“Smell this,” he said. Neha couldn’t, of course. But Omar described it: Smoke first. Then fruit. Then a slow, building warmth that doesn’t scream—it sings.
Then came the Portuguese navigators, sailing down the coast of Mozambique. They had salt cod and steel nerves, but their food was the color of regret—grey, boiled, and homesick. When they tasted the local chili paste, crushed with garlic, lemon, and oil, they wept. Not from the heat, but from memory . It tasted like the fire they’d left behind in Goa, in Malacca, in every colony where spice was a language of longing.
Once, there was no peri peri. There was only the African bird’s-eye chili—small, furious, and red as a sunset over the savannah. The Pili Pili, they called it in Swahili. Pepper, pepper. what is peri peri masala
For centuries, it stayed in Africa and Portugal. Then, in the 1980s, a man named Fernando Duarte opened a tiny restaurant called Frango no Forno just outside Johannesburg. He had a secret: he didn’t just marinate his chicken in the standard oil, lemon, chili, garlic, and vinegar.
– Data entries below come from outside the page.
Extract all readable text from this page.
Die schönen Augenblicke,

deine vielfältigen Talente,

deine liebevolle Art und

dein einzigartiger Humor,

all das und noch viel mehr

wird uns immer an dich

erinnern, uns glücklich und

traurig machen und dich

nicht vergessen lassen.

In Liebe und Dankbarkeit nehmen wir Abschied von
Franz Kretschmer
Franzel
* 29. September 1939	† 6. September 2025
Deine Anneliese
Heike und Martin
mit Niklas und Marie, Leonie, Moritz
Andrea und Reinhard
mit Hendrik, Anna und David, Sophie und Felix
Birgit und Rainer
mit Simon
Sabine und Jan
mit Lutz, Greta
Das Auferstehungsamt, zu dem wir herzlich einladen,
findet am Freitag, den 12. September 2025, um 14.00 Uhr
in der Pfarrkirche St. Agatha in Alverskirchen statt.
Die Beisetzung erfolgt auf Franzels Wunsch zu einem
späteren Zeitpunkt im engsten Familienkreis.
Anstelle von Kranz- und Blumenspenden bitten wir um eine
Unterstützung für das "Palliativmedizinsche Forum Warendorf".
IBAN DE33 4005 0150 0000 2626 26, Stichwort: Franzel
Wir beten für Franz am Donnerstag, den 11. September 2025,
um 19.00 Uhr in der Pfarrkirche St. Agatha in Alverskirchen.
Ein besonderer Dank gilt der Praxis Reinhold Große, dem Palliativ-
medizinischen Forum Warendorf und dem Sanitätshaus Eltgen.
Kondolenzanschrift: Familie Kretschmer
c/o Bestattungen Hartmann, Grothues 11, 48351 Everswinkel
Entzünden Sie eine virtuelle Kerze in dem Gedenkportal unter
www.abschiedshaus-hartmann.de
He dry-rubbed it first with his grandmother’s peri peri masala —the one with the telltale Indian influence from the Goan cooks who’d settled in Mozambique.
But the bottle, Neha, is a lie.
He held up a small brass bowl.
Omar paused the voice note, rummaged in his spice box, and then resumed. “Smell this,” he said
“Two dried bird’s-eye chilies, toasted until they smell like a campfire. One tablespoon smoked paprika—the cheap one, because the fancy kind is too polite. One teaspoon garlic powder, because raw garlic is for the wet marinade. One teaspoon dried oregano, crushed between your palms. Half a teaspoon cumin seeds, roasted. A quarter teaspoon black pepper. A pinch of sugar. A tiny, tiny scrape of nutmeg—this is the secret. And salt. Always salt.”